In 1802 William Botsford married Mrs. Sarah Lowell (Hazen) Murray, second daughter of the Hon. William Hazen, and widow of Thomas Murray. By this marriage there was a family of eight sons and two daughters.

Mr. Botsford was first elected to the House of Assembly of New Brunswick as one of the members for Westmorland County at a by-election held February 24, 1813, to fill the vacancy created by the death of his father, the Hon. Amos Botsford. He was re-elected at the general elections of September 1816, October 1819 and June 1820, and sat as a member until his resignation from the House in April of 1823.

On July 12, 1823, William Botsford was appointed a member of His Majesty's Council of New Brunswick, a position he held until the reorganization of the Council and the formation of the Legislative Council, December 31, 1832. He also served as an assessor in the Court of Chancery.
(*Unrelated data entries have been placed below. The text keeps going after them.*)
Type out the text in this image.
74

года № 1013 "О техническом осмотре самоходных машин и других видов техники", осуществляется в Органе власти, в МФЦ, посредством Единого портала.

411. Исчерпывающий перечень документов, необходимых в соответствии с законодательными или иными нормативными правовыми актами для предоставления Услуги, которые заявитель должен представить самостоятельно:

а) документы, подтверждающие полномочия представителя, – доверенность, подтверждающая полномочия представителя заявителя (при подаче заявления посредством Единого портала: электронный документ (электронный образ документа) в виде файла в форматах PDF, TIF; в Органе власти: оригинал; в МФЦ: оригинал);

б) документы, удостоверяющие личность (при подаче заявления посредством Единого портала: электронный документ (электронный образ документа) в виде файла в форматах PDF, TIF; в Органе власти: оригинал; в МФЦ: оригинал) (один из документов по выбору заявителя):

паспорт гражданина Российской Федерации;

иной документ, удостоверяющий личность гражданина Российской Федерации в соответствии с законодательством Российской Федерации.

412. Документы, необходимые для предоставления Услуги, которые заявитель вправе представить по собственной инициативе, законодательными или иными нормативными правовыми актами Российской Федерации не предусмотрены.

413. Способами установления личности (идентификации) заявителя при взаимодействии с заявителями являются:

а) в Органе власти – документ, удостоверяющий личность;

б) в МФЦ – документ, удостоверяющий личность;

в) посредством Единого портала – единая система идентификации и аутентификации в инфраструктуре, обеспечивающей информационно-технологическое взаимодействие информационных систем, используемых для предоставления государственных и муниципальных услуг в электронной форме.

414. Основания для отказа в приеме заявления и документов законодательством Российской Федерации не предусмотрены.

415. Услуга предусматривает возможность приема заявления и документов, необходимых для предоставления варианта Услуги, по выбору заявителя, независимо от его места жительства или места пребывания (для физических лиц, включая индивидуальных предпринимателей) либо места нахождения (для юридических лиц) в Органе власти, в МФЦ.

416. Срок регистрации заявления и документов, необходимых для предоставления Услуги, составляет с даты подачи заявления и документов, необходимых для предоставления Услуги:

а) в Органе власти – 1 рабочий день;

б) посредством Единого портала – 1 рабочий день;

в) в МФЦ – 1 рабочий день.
In 1832 he became vice-president in the Court of Governor and Council for hearing and determining causes relating to marriage and divorce.

On February 4, 1817 he was chosen Speaker of the House succeeding the Hon. John Robinson. Elected Speaker again February 3, 1820, he held that position until his resignation from the House.

He also succeeded his late father as Registrar of Deeds and Wills for Westmorland County and held that position from 1812 to 1823. In April of 1823 he was appointed a Justice of the Supreme Court of New Brunswick and continued as a member of the Supreme Court Bench until October 6, 1845, when he resigned due to ill health.

Following his retirement from the Supreme Court, he resided upon his estate and devoted his time to farming and the improvement of his property. He died on May 8, 1864, at his residence, Westcock, New Brunswick.

Source - Speakers of the Legislative Assembly, Province of New Brunswick, 1786-1985. 1985, Legislative Assembly, Province of New Brunswick, Office of the Clerk, Fredericton, N.B.